Haiti: Festnahmen nach Mord an Präsident

Nach der Ermordung des Präsidenten von Haiti wurden mittlerweile 17 Personen verhaftet. Es handelt sich um 15 Kolumbianer und zwei Amerikaner haitianischer Abstammung. Acht weitere Beteiligte sollen auf der Flucht sein.

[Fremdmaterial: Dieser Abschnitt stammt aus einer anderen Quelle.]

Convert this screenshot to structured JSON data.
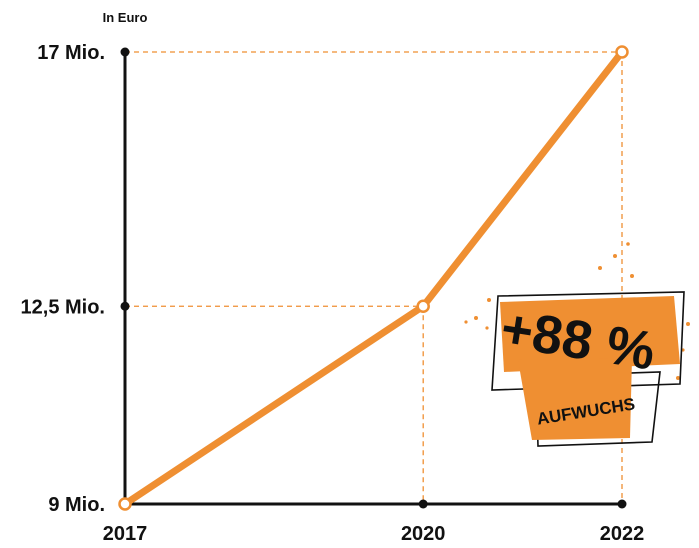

Interimspremier nie von Parlament bestätigt

Das Attentat hinterlässt ein Machtvakuum. Da eine für Oktober 2019 vorgesehene Parlamentswahl unter anderem wegen heftiger Proteste gegen Moise ausgefallen war, gibt es dort seit Jänner 2020 kein handlungsfähiges Parlament mehr. Moise regierte seither per Dekret. Erst am Montag hatte Moise den Neurochirurgen Ariel Henry zum Interimspremier ernannt. Das Amt hatte seit April Claude Joseph inne, der allerdings mangels Parlament nie verfassungsmäßig in dem Amt des Regierungschefs bestätigt wurde.

Weil Henry bisher nicht vereidigt wurde, erklärte sich Joseph zum amtierenden Interimspremier. Er unterzeichnete einen Erlass, mit dem 15 Tage Belagerungszustand ausgerufen wurden. Damit können unter anderem die Befugnisse des Militärs erweitert und Rechte der Bürger beschnitten werden. In einem Interview von „Le Nouvelliste“ sagte Henry, aus seiner Sicht sei Joseph nicht mehr Premierminister.

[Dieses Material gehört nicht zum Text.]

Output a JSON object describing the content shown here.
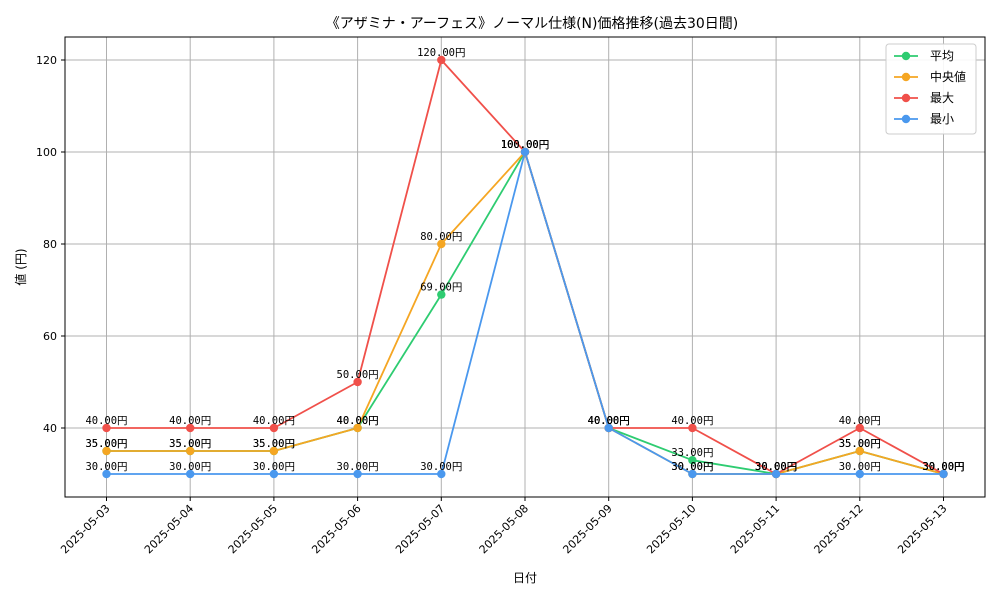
{
  "chart_data": {
    "type": "line",
    "title": "《アザミナ・アーフェス》ノーマル仕様(N)価格推移(過去30日間)",
    "xlabel": "日付",
    "ylabel": "値 (円)",
    "ylim": [
      25,
      125
    ],
    "yticks": [
      40,
      60,
      80,
      100,
      120
    ],
    "grid": true,
    "legend_position": "top-right",
    "value_suffix": "円",
    "categories": [
      "2025-05-03",
      "2025-05-04",
      "2025-05-05",
      "2025-05-06",
      "2025-05-07",
      "2025-05-08",
      "2025-05-09",
      "2025-05-10",
      "2025-05-11",
      "2025-05-12",
      "2025-05-13"
    ],
    "series": [
      {
        "key": "avg",
        "name": "平均",
        "color": "#2ecc71",
        "values": [
          35,
          35,
          35,
          40,
          69,
          100,
          40,
          33,
          30,
          35,
          30
        ]
      },
      {
        "key": "median",
        "name": "中央値",
        "color": "#f5a623",
        "values": [
          35,
          35,
          35,
          40,
          80,
          100,
          40,
          30,
          30,
          35,
          30
        ]
      },
      {
        "key": "max",
        "name": "最大",
        "color": "#f0504a",
        "values": [
          40,
          40,
          40,
          50,
          120,
          100,
          40,
          40,
          30,
          40,
          30
        ]
      },
      {
        "key": "min",
        "name": "最小",
        "color": "#4a98ee",
        "values": [
          30,
          30,
          30,
          30,
          30,
          100,
          40,
          30,
          30,
          30,
          30
        ]
      }
    ]
  }
}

Blutige Kämpfe zwischen Banden

Moise, der seit 2017 regierte, war äußerst unbeliebt. Ihm wurden Korruption, Verbindungen zu brutalen Banden und autokratische Tendenzen vorgeworfen. Proteste legten Haiti in den vergangenen drei Jahren immer wieder lahm. Zuletzt trieben blutige Kämpfe zwischen Banden um die Kontrolle über Teile der Hauptstadt Tausende Menschen in die Flucht. Am 26. September sind Präsidenten- und Parlamentswahlen sowie ein Verfassungsreferendum geplant. Joseph hat erklärt, an dem Datum festhalten zu wollen.

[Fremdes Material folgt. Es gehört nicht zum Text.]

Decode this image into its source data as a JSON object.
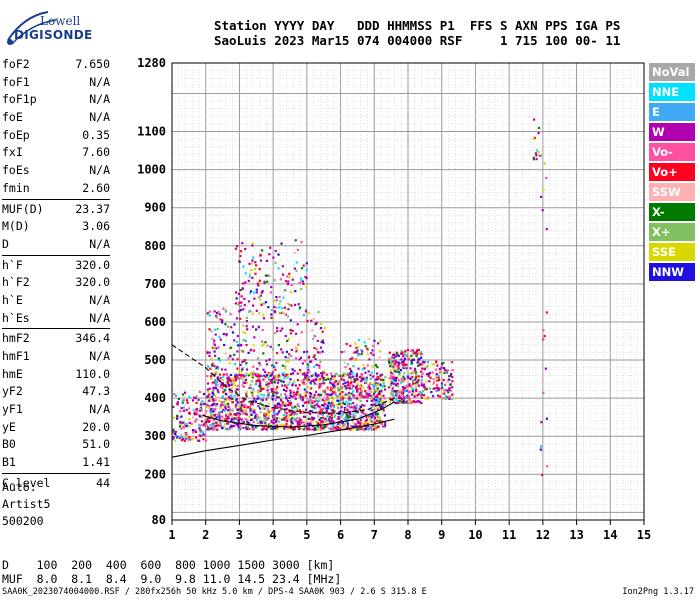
{
  "logo": {
    "line1": "Lowell",
    "line2": "DIGISONDE"
  },
  "header": {
    "line1": "Station YYYY DAY   DDD HHMMSS P1  FFS S AXN PPS IGA PS",
    "line2": "SaoLuis 2023 Mar15 074 004000 RSF     1 715 100 00- 11"
  },
  "params": [
    {
      "label": "foF2",
      "value": "7.650"
    },
    {
      "label": "foF1",
      "value": "N/A"
    },
    {
      "label": "foF1p",
      "value": "N/A"
    },
    {
      "label": "foE",
      "value": "N/A"
    },
    {
      "label": "foEp",
      "value": "0.35"
    },
    {
      "label": "fxI",
      "value": "7.60"
    },
    {
      "label": "foEs",
      "value": "N/A"
    },
    {
      "label": "fmin",
      "value": "2.60"
    },
    {
      "label": "MUF(D)",
      "value": "23.37"
    },
    {
      "label": "M(D)",
      "value": "3.06"
    },
    {
      "label": "D",
      "value": "N/A"
    },
    {
      "label": "h`F",
      "value": "320.0"
    },
    {
      "label": "h`F2",
      "value": "320.0"
    },
    {
      "label": "h`E",
      "value": "N/A"
    },
    {
      "label": "h`Es",
      "value": "N/A"
    },
    {
      "label": "hmF2",
      "value": "346.4"
    },
    {
      "label": "hmF1",
      "value": "N/A"
    },
    {
      "label": "hmE",
      "value": "110.0"
    },
    {
      "label": "yF2",
      "value": "47.3"
    },
    {
      "label": "yF1",
      "value": "N/A"
    },
    {
      "label": "yE",
      "value": "20.0"
    },
    {
      "label": "B0",
      "value": "51.0"
    },
    {
      "label": "B1",
      "value": "1.41"
    },
    {
      "label": "C-level",
      "value": "44"
    }
  ],
  "auto": {
    "line1": "Auto:",
    "line2": "Artist5",
    "line3": "500200"
  },
  "legend": [
    {
      "label": "NoVal",
      "color": "#a8a8a8"
    },
    {
      "label": "NNE",
      "color": "#00e0ff"
    },
    {
      "label": "E",
      "color": "#3fa9f5"
    },
    {
      "label": "W",
      "color": "#b000b0"
    },
    {
      "label": "Vo-",
      "color": "#ff50a0"
    },
    {
      "label": "Vo+",
      "color": "#ff0020"
    },
    {
      "label": "SSW",
      "color": "#ffb0b0"
    },
    {
      "label": "X-",
      "color": "#007a00"
    },
    {
      "label": "X+",
      "color": "#80c060"
    },
    {
      "label": "SSE",
      "color": "#d8d800"
    },
    {
      "label": "NNW",
      "color": "#2010e0"
    }
  ],
  "dmuf": {
    "d_line": "D    100  200  400  600  800 1000 1500 3000 [km]",
    "muf_line": "MUF  8.0  8.1  8.4  9.0  9.8 11.0 14.5 23.4 [MHz]"
  },
  "footer": {
    "text": "SAA0K_2023074004000.RSF / 280fx256h 50 kHz 5.0 km / DPS-4 SAA0K 903 / 2.6 S 315.8 E",
    "version": "Ion2Png 1.3.17"
  },
  "chart_data": {
    "type": "scatter",
    "x_range": [
      1,
      15
    ],
    "y_range": [
      80,
      1280
    ],
    "x_ticks": [
      "1",
      "2",
      "3",
      "4",
      "5",
      "6",
      "7",
      "8",
      "9",
      "10",
      "11",
      "12",
      "13",
      "14",
      "15"
    ],
    "y_ticks": [
      "80",
      "200",
      "300",
      "400",
      "500",
      "600",
      "700",
      "800",
      "900",
      "1000",
      "1100",
      "1280"
    ],
    "grid": true,
    "legend_position": "right",
    "clusters": [
      {
        "fmin": 1.0,
        "fmax": 2.0,
        "hmin": 290,
        "hmax": 420,
        "count": 160
      },
      {
        "fmin": 2.0,
        "fmax": 7.3,
        "hmin": 320,
        "hmax": 470,
        "count": 1600
      },
      {
        "fmin": 2.0,
        "fmax": 5.5,
        "hmin": 460,
        "hmax": 640,
        "count": 300
      },
      {
        "fmin": 2.8,
        "fmax": 5.0,
        "hmin": 640,
        "hmax": 820,
        "count": 140
      },
      {
        "fmin": 6.0,
        "fmax": 7.2,
        "hmin": 400,
        "hmax": 560,
        "count": 120
      },
      {
        "fmin": 7.4,
        "fmax": 8.4,
        "hmin": 390,
        "hmax": 530,
        "count": 320
      },
      {
        "fmin": 8.4,
        "fmax": 9.3,
        "hmin": 400,
        "hmax": 500,
        "count": 120
      },
      {
        "fmin": 11.7,
        "fmax": 11.9,
        "hmin": 1030,
        "hmax": 1140,
        "count": 14
      },
      {
        "fmin": 11.9,
        "fmax": 12.1,
        "hmin": 200,
        "hmax": 1100,
        "count": 20
      }
    ],
    "traces": [
      {
        "style": "solid",
        "points": [
          [
            1,
            245
          ],
          [
            2,
            262
          ],
          [
            3,
            276
          ],
          [
            4,
            290
          ],
          [
            5,
            302
          ],
          [
            6,
            316
          ],
          [
            7,
            332
          ],
          [
            7.6,
            345
          ]
        ]
      },
      {
        "style": "solid",
        "points": [
          [
            1.9,
            355
          ],
          [
            2.5,
            340
          ],
          [
            3.5,
            328
          ],
          [
            4.5,
            324
          ],
          [
            5.5,
            330
          ],
          [
            6.5,
            345
          ],
          [
            7.2,
            370
          ],
          [
            7.6,
            390
          ]
        ]
      },
      {
        "style": "dashed",
        "points": [
          [
            1,
            540
          ],
          [
            2,
            480
          ],
          [
            2.6,
            430
          ],
          [
            3.2,
            395
          ],
          [
            4,
            375
          ],
          [
            5,
            362
          ],
          [
            6,
            360
          ],
          [
            6.8,
            370
          ],
          [
            7.6,
            400
          ]
        ]
      }
    ]
  }
}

Auch Haitis Wahlminister Mathias Pierre sagte, dass sowohl die Präsidentschaftswahl als auch das Verfassungsreferendum wie geplant am 26. September durchgeführt werden sollten. „Die Wahl war nicht für Jovenel Moise als Präsident. Sie wurde als Notwendigkeit gesehen, um das Land und das politische System zu stabilisieren“, sagte Pierre gegenüber Reuters. Die Ermordung des haitianischen Präsidenten habe damit nichts zu tun.